Que en la calle tenía que mentir a dónde iba. Que la
policía me había preguntado una vez cuando salía del
colegio a dónde iba y que otra vez había ido a bailar a
un boliche que estaba frente al jardín botánico, y antes
de entrar había un patrullero parado en la puerta.
Me salvé porque llegué cinco minutos más tarde.
Si no hubiera sido así, me habrían llevado a la comisaría
para conocer mis "antecedentes". Seguro me
quedaría allí toda la noche. Porque probablemente era
un delincuente. La ley era así. Había que fingir ser otro.

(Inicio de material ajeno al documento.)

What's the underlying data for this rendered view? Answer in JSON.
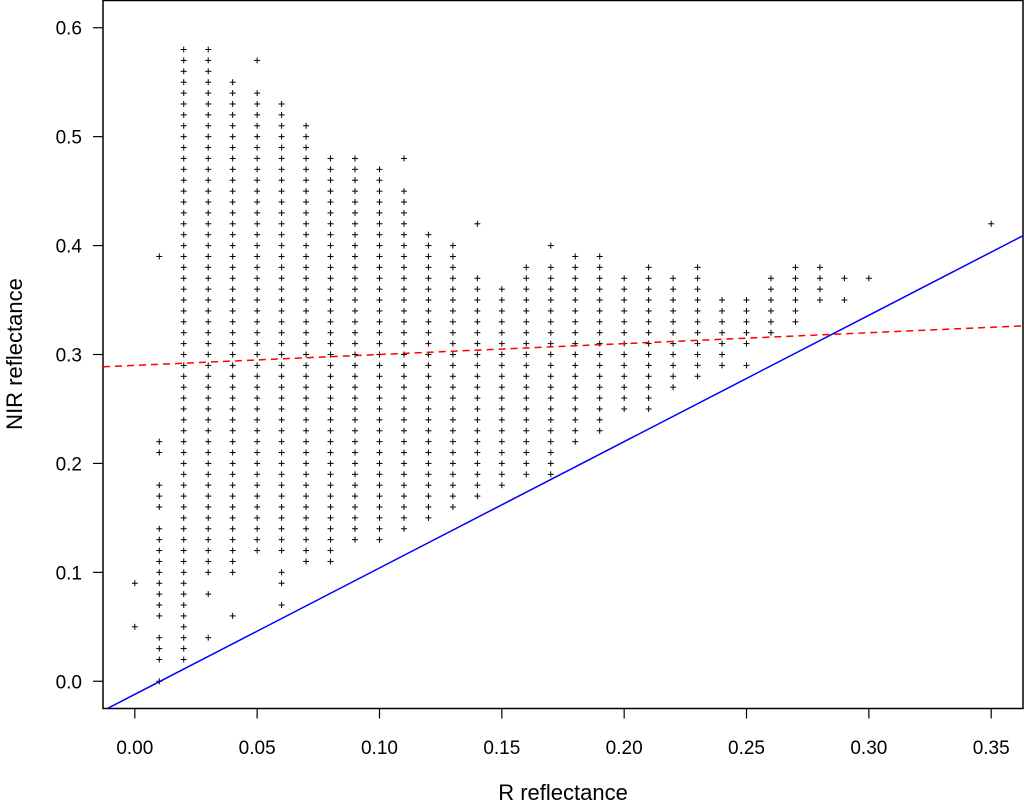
{
  "chart_data": {
    "type": "scatter",
    "title": "",
    "xlabel": "R reflectance",
    "ylabel": "NIR reflectance",
    "xlim": [
      -0.013,
      0.363
    ],
    "ylim": [
      -0.025,
      0.625
    ],
    "x_ticks": [
      "0.00",
      "0.05",
      "0.10",
      "0.15",
      "0.20",
      "0.25",
      "0.30",
      "0.35"
    ],
    "y_ticks": [
      "0.0",
      "0.1",
      "0.2",
      "0.3",
      "0.4",
      "0.5",
      "0.6"
    ],
    "grid": false,
    "marker": "+",
    "point_color": "#000000",
    "columns": [
      {
        "x": 0.0,
        "y": [
          0.05,
          0.09
        ]
      },
      {
        "x": 0.01,
        "y": [
          0.0,
          0.02,
          0.03,
          0.04,
          0.06,
          0.07,
          0.08,
          0.09,
          0.1,
          0.11,
          0.12,
          0.13,
          0.14,
          0.16,
          0.17,
          0.18,
          0.21,
          0.22,
          0.39
        ]
      },
      {
        "x": 0.02,
        "ymin": 0.02,
        "ymax": 0.58
      },
      {
        "x": 0.03,
        "ymin": 0.1,
        "ymax": 0.58,
        "extra": [
          0.04,
          0.08
        ]
      },
      {
        "x": 0.04,
        "ymin": 0.1,
        "ymax": 0.55,
        "extra": [
          0.06
        ]
      },
      {
        "x": 0.05,
        "ymin": 0.12,
        "ymax": 0.54,
        "extra": [
          0.57
        ]
      },
      {
        "x": 0.06,
        "ymin": 0.12,
        "ymax": 0.53,
        "extra": [
          0.07,
          0.09,
          0.1
        ]
      },
      {
        "x": 0.07,
        "ymin": 0.11,
        "ymax": 0.51
      },
      {
        "x": 0.08,
        "ymin": 0.11,
        "ymax": 0.48
      },
      {
        "x": 0.09,
        "ymin": 0.13,
        "ymax": 0.48
      },
      {
        "x": 0.1,
        "ymin": 0.13,
        "ymax": 0.47
      },
      {
        "x": 0.11,
        "ymin": 0.14,
        "ymax": 0.45,
        "extra": [
          0.48
        ]
      },
      {
        "x": 0.12,
        "ymin": 0.15,
        "ymax": 0.41
      },
      {
        "x": 0.13,
        "ymin": 0.16,
        "ymax": 0.4
      },
      {
        "x": 0.14,
        "ymin": 0.17,
        "ymax": 0.37,
        "extra": [
          0.42
        ]
      },
      {
        "x": 0.15,
        "ymin": 0.18,
        "ymax": 0.36
      },
      {
        "x": 0.16,
        "ymin": 0.19,
        "ymax": 0.38
      },
      {
        "x": 0.17,
        "ymin": 0.19,
        "ymax": 0.38,
        "extra": [
          0.4
        ]
      },
      {
        "x": 0.18,
        "ymin": 0.22,
        "ymax": 0.39
      },
      {
        "x": 0.19,
        "ymin": 0.23,
        "ymax": 0.39
      },
      {
        "x": 0.2,
        "ymin": 0.25,
        "ymax": 0.37
      },
      {
        "x": 0.21,
        "ymin": 0.25,
        "ymax": 0.38
      },
      {
        "x": 0.22,
        "ymin": 0.27,
        "ymax": 0.37
      },
      {
        "x": 0.23,
        "ymin": 0.28,
        "ymax": 0.38
      },
      {
        "x": 0.24,
        "ymin": 0.29,
        "ymax": 0.35
      },
      {
        "x": 0.25,
        "ymin": 0.31,
        "ymax": 0.35,
        "extra": [
          0.29
        ]
      },
      {
        "x": 0.26,
        "ymin": 0.32,
        "ymax": 0.37
      },
      {
        "x": 0.27,
        "ymin": 0.33,
        "ymax": 0.38
      },
      {
        "x": 0.28,
        "ymin": 0.35,
        "ymax": 0.38
      },
      {
        "x": 0.29,
        "y": [
          0.35,
          0.37
        ]
      },
      {
        "x": 0.3,
        "y": [
          0.37
        ]
      },
      {
        "x": 0.35,
        "y": [
          0.42
        ]
      }
    ],
    "lines": [
      {
        "style": "solid",
        "color": "#0000ff",
        "slope": 1.16,
        "intercept": -0.012
      },
      {
        "style": "dashed",
        "color": "#ff0000",
        "slope": 0.1,
        "intercept": 0.29
      }
    ]
  }
}
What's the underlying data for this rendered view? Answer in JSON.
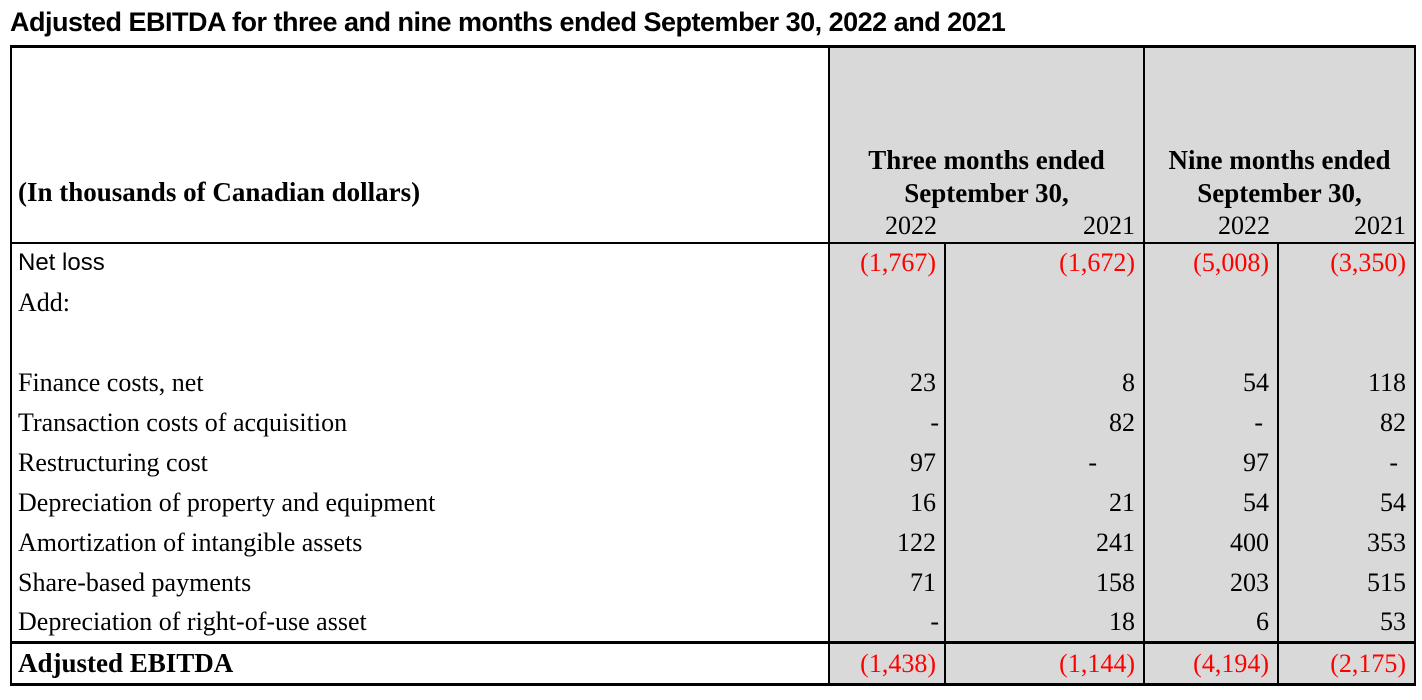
{
  "title": "Adjusted EBITDA for three and nine months ended September 30, 2022 and 2021",
  "table": {
    "corner_label": "(In thousands of Canadian dollars)",
    "groups": [
      {
        "line1": "Three months ended",
        "line2": "September 30,",
        "years": [
          "2022",
          "2021"
        ]
      },
      {
        "line1": "Nine months ended",
        "line2": "September 30,",
        "years": [
          "2022",
          "2021"
        ]
      }
    ],
    "rows": [
      {
        "label": "Net loss",
        "values": [
          "(1,767)",
          "(1,672)",
          "(5,008)",
          "(3,350)"
        ],
        "red": true,
        "sans_label": true
      },
      {
        "label": "Add:",
        "values": [
          "",
          "",
          "",
          ""
        ]
      },
      {
        "label": "",
        "values": [
          "",
          "",
          "",
          ""
        ],
        "spacer": true
      },
      {
        "label": "Finance costs, net",
        "values": [
          "23",
          "8",
          "54",
          "118"
        ]
      },
      {
        "label": "Transaction costs of acquisition",
        "values": [
          "-",
          "82",
          "-",
          "82"
        ]
      },
      {
        "label": "Restructuring cost",
        "values": [
          "97",
          "-",
          "97",
          "-"
        ]
      },
      {
        "label": "Depreciation of property and equipment",
        "values": [
          "16",
          "21",
          "54",
          "54"
        ]
      },
      {
        "label": "Amortization of intangible assets",
        "values": [
          "122",
          "241",
          "400",
          "353"
        ]
      },
      {
        "label": "Share-based payments",
        "values": [
          "71",
          "158",
          "203",
          "515"
        ]
      },
      {
        "label": "Depreciation of right-of-use asset",
        "values": [
          "-",
          "18",
          "6",
          "53"
        ]
      },
      {
        "label": "Adjusted EBITDA",
        "values": [
          "(1,438)",
          "(1,144)",
          "(4,194)",
          "(2,175)"
        ],
        "red": true,
        "bold_label": true,
        "total": true
      }
    ],
    "colors": {
      "negative_value": "#FF0000",
      "column_fill": "#D9D9D9",
      "border": "#000000"
    }
  }
}
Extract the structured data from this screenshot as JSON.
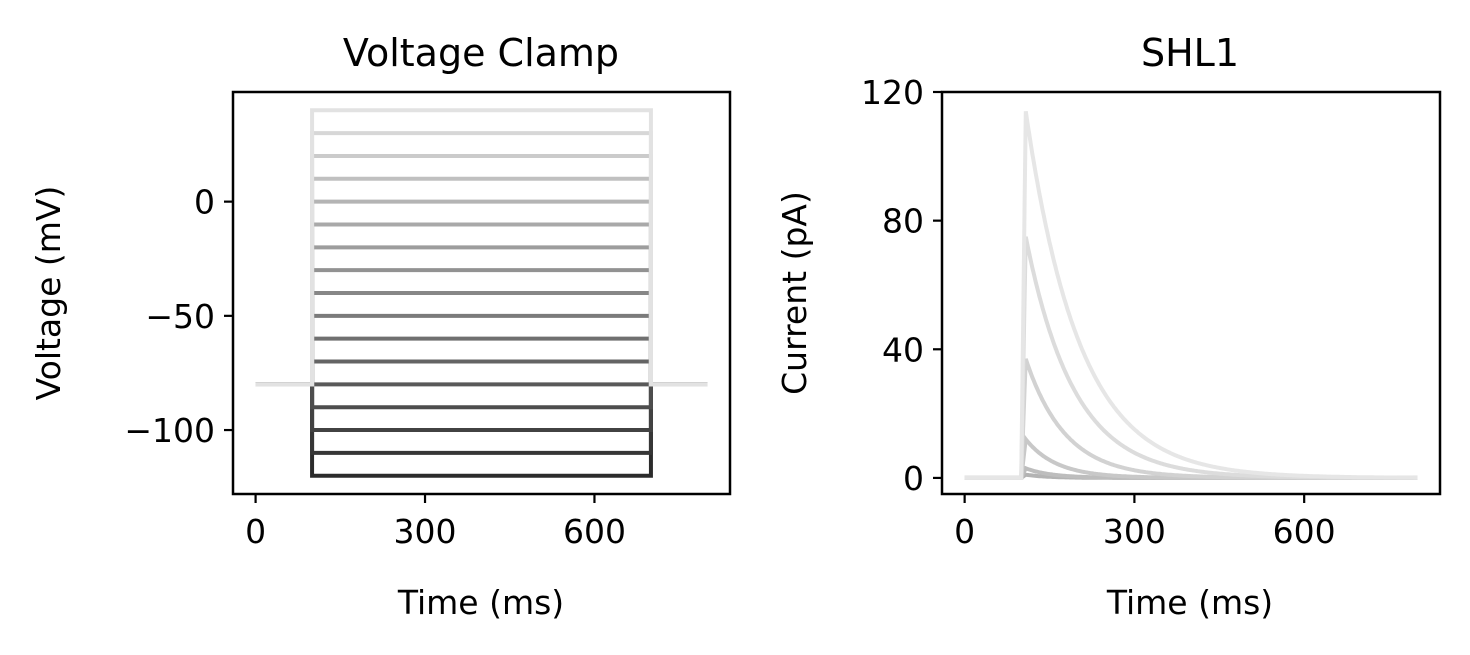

Lo único que recuerdo que me dijo Marshall en esa
brevísima reunión me marcó para el resto de mi vida,
y fue:
"No te preocupes lo que digan los otros. Solo tienes
que hacer lo que sientas que es bueno aquí. Sé eso por
Daniel. Y aquí estoy. Sé que te va a ir muy bien en tu
vida. Aprovéchala y agradece tener la oportunidad de
hacerlo."
Esas pocas palabras cambiaron mi vida para siempre.
Llegué a pensar que quería convertirme al judaísmo
porque allí me entendían mejor que en la iglesia en
la que había tomado la comunión.
Le pregunté a Daniel qué pensaba. Me contestó que
lo pensara mucho. Que era difícil. Que la respuesta no
era fácil de encontrar ni sencilla de llevar adelante.
Que el tiempo me iba a dar la respuesta.
Lo escuché y eso me ayuda hasta hoy a pensar que
algo hay, allí, más allá de todos nosotros, pero no sé
que es.
No creo que lo sepa antes del final de este capítulo.